NHTSA Issues 15-Passenger Van Safety Advisory

US regulators have issued yet another advisory for 15-passenger vans. The alert was issued by the National Highway Traffic Safety Administration (NHTSA) following two fatal rollover crashes in Georgia and New York in the past month.

The New York accident killed six and injured eight members of a Bronx church. The victims were on their way to a church event in Schenectady, New York when the left rear tire on the 1997 Ford Econoline van they were riding in failed on the New York Thruway. The van rolled over, and the occupants were ejected from the vehicle.

Two weeks later, a Georgia pastor and three others were killed when the 1987 Dodge Ram Wagon carrying them to a church revival blew a tire and flipped several times on a highway, ejecting all on board. The van was overloaded with 19 passengers on board when it crashed, four more than its stated capacity.

The new alert was directed toward church groups, other non-profit organizations and colleges that may be keeping older 15-passenger vans in service longer than usual because of tight transportation budget. The NHTSA alert noted that schools should not use 15-passenger vans for transporting school children, as they do not provide the same level of safety as school buses. It is also against federal law for schools to buy new 15-passenger vans for school transportation purposes.

Recent research by the NHTSA has found that the risk of a rollover crash is greatly increased when 10 or more people ride in a 15-passenger van. This increased risk occurs because the passenger weight raises the vehicle’s center of gravity and causes it to shift rearward. As a result, the van has less resistance to rollover and handles differently from other commonly driven passenger vehicles, making it more difficult to control in an emergency situation. Placing any load on the roof also raises the center of gravity and increases the likelihood of a rollover, the NHTSA said.
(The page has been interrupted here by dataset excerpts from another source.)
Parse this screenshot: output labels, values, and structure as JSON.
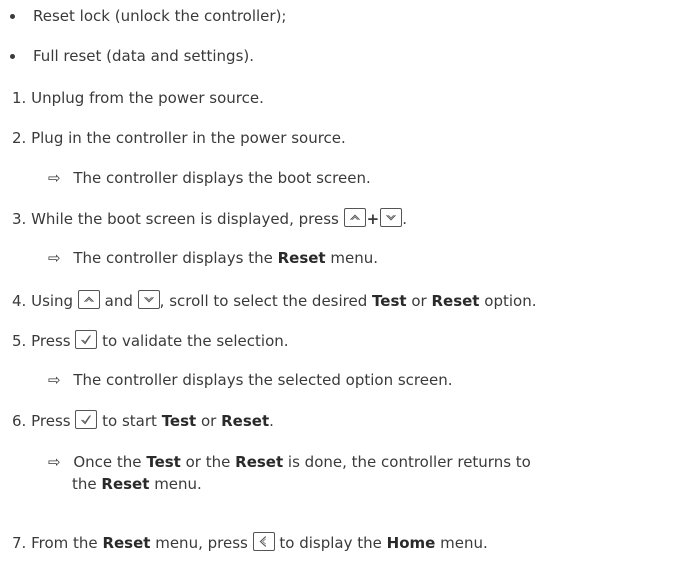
{
  "bullets": [
    "Reset lock (unlock the controller);",
    "Full reset (data and settings)."
  ],
  "steps": {
    "s1": {
      "num": "1.",
      "text": "Unplug from the power source."
    },
    "s2": {
      "num": "2.",
      "text": "Plug in the controller in the power source."
    },
    "r2": "The controller displays the boot screen.",
    "s3": {
      "num": "3.",
      "pre": "While the boot screen is displayed, press",
      "plus": "+",
      "post": "."
    },
    "r3": {
      "pre": "The controller displays the",
      "bold": "Reset",
      "post": "menu."
    },
    "s4": {
      "num": "4.",
      "a": "Using",
      "b": "and",
      "c": ", scroll to select the desired",
      "bold1": "Test",
      "d": "or",
      "bold2": "Reset",
      "e": "option."
    },
    "s5": {
      "num": "5.",
      "a": "Press",
      "b": "to validate the selection."
    },
    "r5": "The controller displays the selected option screen.",
    "s6": {
      "num": "6.",
      "a": "Press",
      "b": "to start",
      "bold1": "Test",
      "c": "or",
      "bold2": "Reset",
      "d": "."
    },
    "r6": {
      "a": "Once the",
      "bold1": "Test",
      "b": "or the",
      "bold2": "Reset",
      "c": "is done, the controller returns to",
      "d": "the",
      "bold3": "Reset",
      "e": "menu."
    },
    "s7": {
      "num": "7.",
      "a": "From the",
      "bold1": "Reset",
      "b": "menu, press",
      "c": "to display the",
      "bold2": "Home",
      "d": "menu."
    }
  },
  "result_arrow": "⇨",
  "icons": [
    "up-key-icon",
    "down-key-icon",
    "check-key-icon",
    "back-key-icon"
  ]
}
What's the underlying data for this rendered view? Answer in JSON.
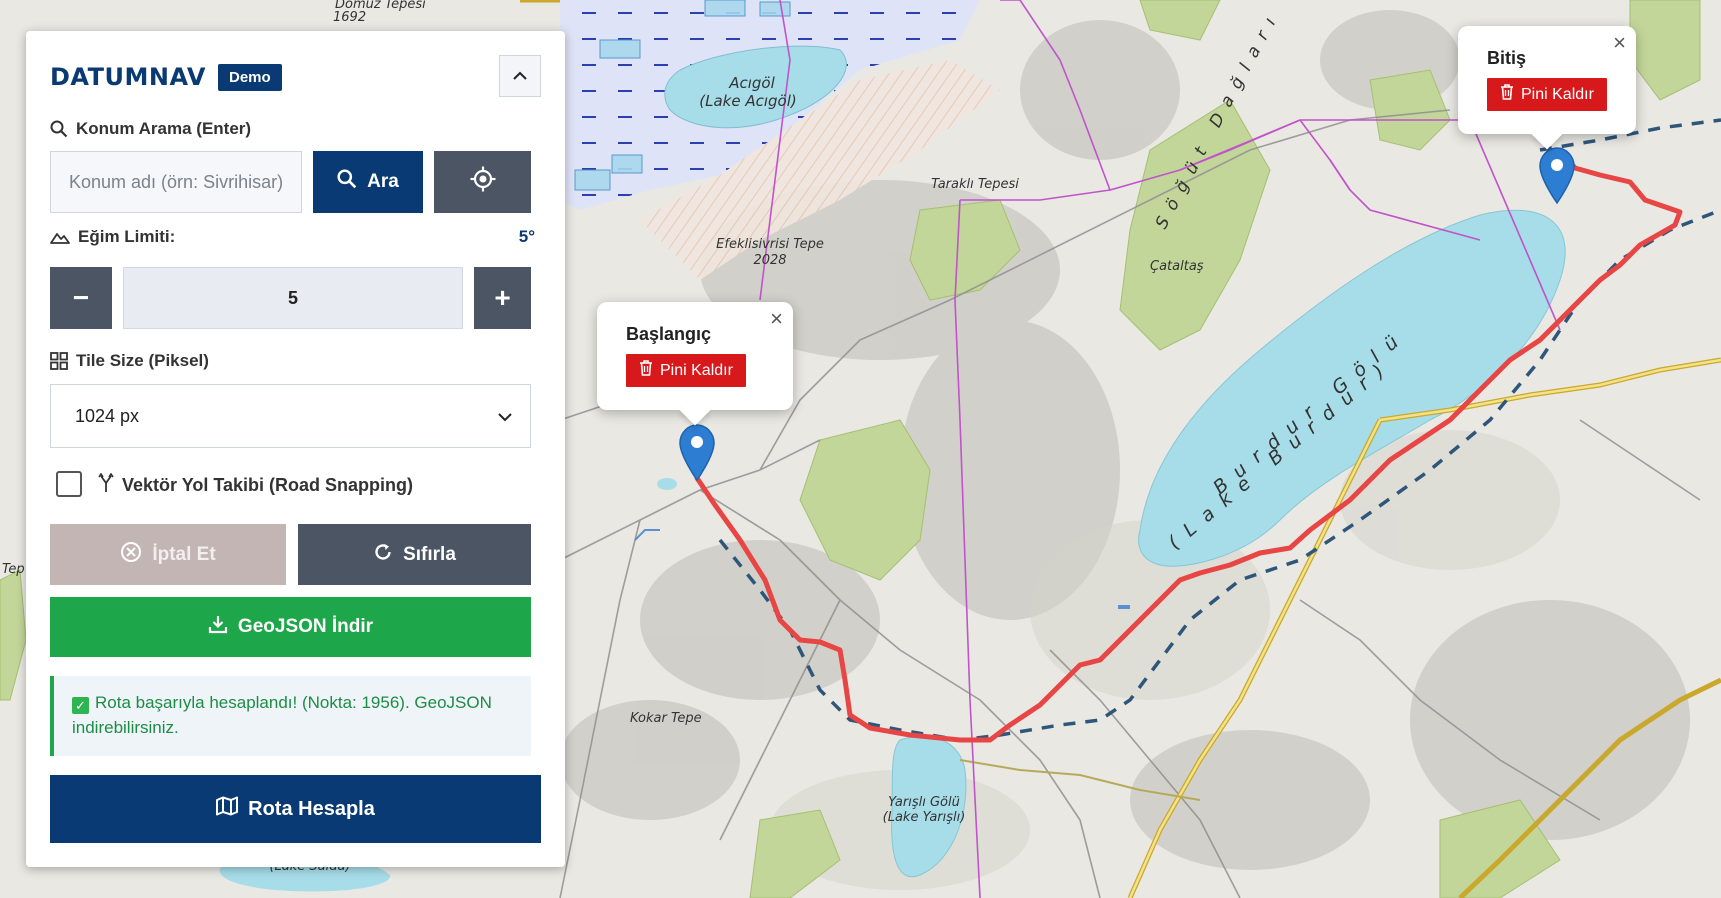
{
  "app": {
    "brand": "DATUMNAV",
    "badge": "Demo"
  },
  "search": {
    "label": "Konum Arama (Enter)",
    "placeholder": "Konum adı (örn: Sivrihisar)...",
    "value": "",
    "search_button": "Ara"
  },
  "slope": {
    "label": "Eğim Limiti:",
    "display_value": "5°",
    "stepper_value": "5",
    "minus": "−",
    "plus": "+"
  },
  "tile_size": {
    "label": "Tile Size (Piksel)",
    "selected": "1024 px"
  },
  "road_snapping": {
    "label": "Vektör Yol Takibi (Road Snapping)",
    "checked": false
  },
  "buttons": {
    "cancel": "İptal Et",
    "reset": "Sıfırla",
    "download": "GeoJSON İndir",
    "calculate": "Rota Hesapla"
  },
  "status": {
    "message": "Rota başarıyla hesaplandı! (Nokta: 1956). GeoJSON indirebilirsiniz."
  },
  "colors": {
    "brand": "#0a3a73",
    "slate": "#4b5563",
    "cancel_disabled": "#c4b5b5",
    "download": "#1ea64a",
    "route": "#e84545",
    "pin": "#2d7dd2",
    "remove_pin": "#d7191c",
    "lake": "#a7dde9"
  },
  "popups": {
    "start": {
      "title": "Başlangıç",
      "remove": "Pini Kaldır",
      "close": "×"
    },
    "end": {
      "title": "Bitiş",
      "remove": "Pini Kaldır",
      "close": "×"
    }
  },
  "map": {
    "labels": {
      "domuz_tepesi": "Domuz Tepesi",
      "domuz_elev": "1692",
      "acigol": "Acıgöl",
      "acigol_en": "(Lake Acıgöl)",
      "tarakli": "Taraklı Tepesi",
      "efeklisivrisi": "Efeklisivrisi Tepe",
      "efeklisivrisi_elev": "2028",
      "catalcas": "Çataltaş",
      "sogut": "Söğüt Dağları",
      "burdur": "Burdur Gölü",
      "burdur_en": "(Lake Burdur)",
      "kokar": "Kokar Tepe",
      "yarisli": "Yarışlı Gölü",
      "yarisli_en": "(Lake Yarışlı)",
      "salda_en": "(Lake Salda)",
      "left_edge": "Tep"
    }
  }
}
According to the NHTSA, if an organization is using a 15-passenger van, the following precautions should be taken:

• Make sure the vehicle is properly maintained.
• Owners should make sure drivers are fully trained and experienced in operating a 15-passenger van and are properly licensed.
• 15-passenger vans are very sensitive to loading and should not be overloaded under any circumstances. Agency research shows overloading not only increases rollover risk but makes the vehicle more unstable in any handling maneuvers.
• Owners should make sure that properly sized tires are being used on their vehicles.
• Before every trip, drivers should check the tires for proper inflation, and make sure there are no signs of wear. Correct tire size and inflation pressure information can be found in the owner’s manual.
• If you are a passenger, make sure you buckle up for every trip.

Since 2001, the NHTSA has issued a steady string of advisories regarding 15-passenger vans. Though manufacturers have made modifications, such as electronic stability control and rear-seat shoulder-lap belts, to newer models, older models are still on the roads. According to the NHTSA, as of July 1, 2007 there were about 564,000 15-passenger vans registered in the US, and only 7 percent of the fleet were newer models manufactured after 2004.